Using Bio-Rad’s Droplet Digital PCR (ddPCRTM) technology, the Drop-Phase method can rapidly determine the chromosomal phase of allelic markers hundreds of kilobases apart. This ability may provide new insights into the cause, penetrance, and severity of diseases.
The “phase” (or linked arrangement) of variants along a single chromosome is known as the haplotype, which is an important piece of the genetic puzzle of a disease. Haplotype cannot be determined from standard DNA sequencing, due to short read lengths.
Unlike conventional phasing methods that are tedious and expensive, Drop-Phase can be used to quickly and affordably determine the phase of multiple sequence variants in a region of interest after a sample has been sequenced. The resulting haplotype data can then be used to characterize how specific combinations of variants contribute to the severity of a disease.
Drop-Phase can also be used to screen individuals for specific haplotypes when sequencing data are unavailable. This is particularly valuable for prospective clinical trials.
“We expect researchers to use Drop-Phase to resolve the configuration of variants discovered from genome-wide association studies and determine whether certain haplotypes contribute to the severity of a disease,” said John Regan, leader of the Advanced Droplet Digital PCR Applications Group at the Digital Biology Center and first author of the paper. “For the first time, a technology is available that makes this work easy and affordable. This information will greatly accelerate our understanding of disease genomics, which is very exciting,” he said.
“We hope Drop-Phase advances work in a variety of genetic fields, including clinical genetics, genome editing, and the analysis of allele-specific expression,” said Steven McCarroll, professor of genetics at Harvard Medical School, director of genetics for the Stanley Center for Psychiatric Research at the Broad Institute, and the paper’s senior author.
Traditional methods for phasing pairs of variants involve long-range PCR, cloning, and/or manual dilution to single-molecule concentrations followed by sequencing and expensive library preparation methods that may require resequencing. Day-to-day use of these molecular phasing approaches is limited by cost, time requirements, and the distance between allelic markers. In contrast, Drop-Phase allows researchers to rapidly phase hundreds of samples at a low cost and at distances greater than 200 kb in a 96-well format. Additionally, using information across multiple reaction wells makes it possible to phase across vast regions of a chromosome.

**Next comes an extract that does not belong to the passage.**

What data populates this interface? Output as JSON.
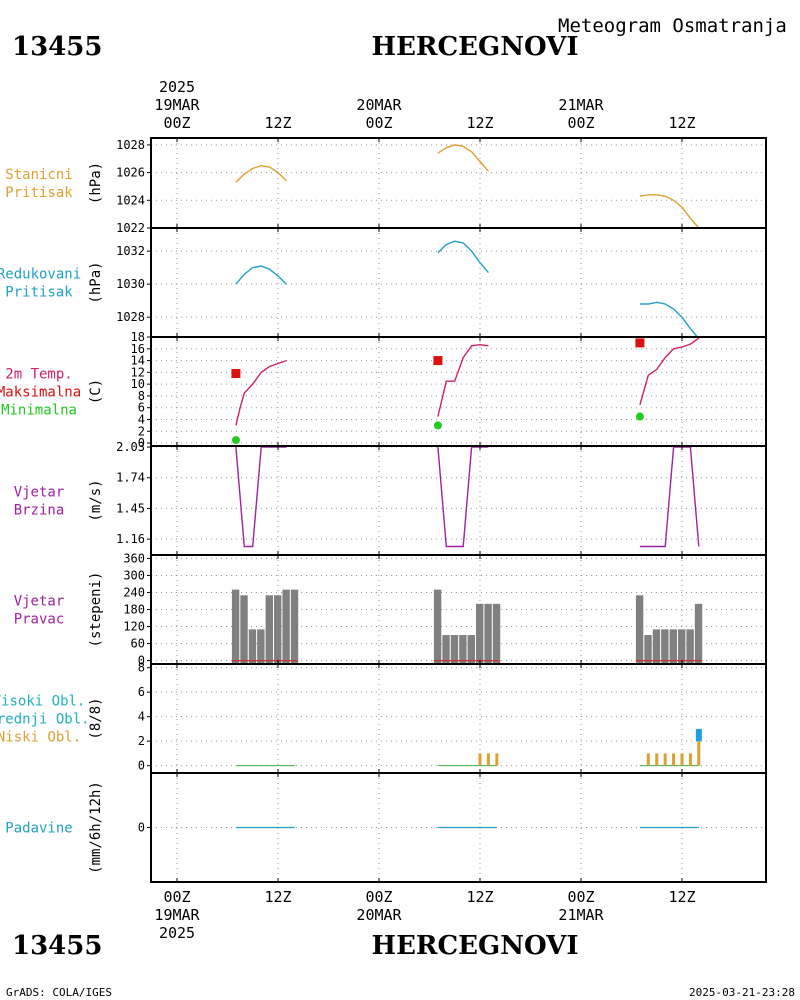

The Drop-Phase method uses ddPCR technology to subdivide a DNA reaction mixture into thousands of nanoliter-sized droplets. “Our approach is based on a simple idea: when two allelic markers are physically linked they will partition into the same droplets,” the article reports. Within each droplet, the DNA is amplified in the presence of two different fluorescent reporters specific to the allelic markers of interest. If a higher percentage of droplets is positive for both markers than expected by chance, the allelic markers are determined to be on the same chromosome.
For the study, the authors used cystic fibrosis to illustrate the utility of Drop-Phase. Cystic fibrosis is a genetic disorder caused by variations within the 189-kb CFTR gene. Individuals with one compromised CFTR gene are carriers; individuals with both CFTR genes compromised have cystic fibrosis. Knowing the chromosomal phase of CFTR variants is important for predicting the severity of the disease. Using Drop-Phase, the researchers easily determined the chromosomal phase of CFTR variant pairs by revealing whether two mutations in a sample altered only one or both copies of the CFTR gene.
To conduct this study, the researchers used Bio-Rad’s QX200™ Droplet Digital PCR System and its included QuantaSoft™ Software, which automatically calculates the number of linked copies per microliter for every duplex reaction performed. The paper also explains how QuantaSoft calculates the concentration of linked species and how to calculate the percentage of linked molecules in a sample.
In addition to phasing variants, Drop-Phase can be used to validate the presence of somatic structural variants (for example, translocations) and map highly repetitive regions of the genome by estimating the genomic distance separating unique loci.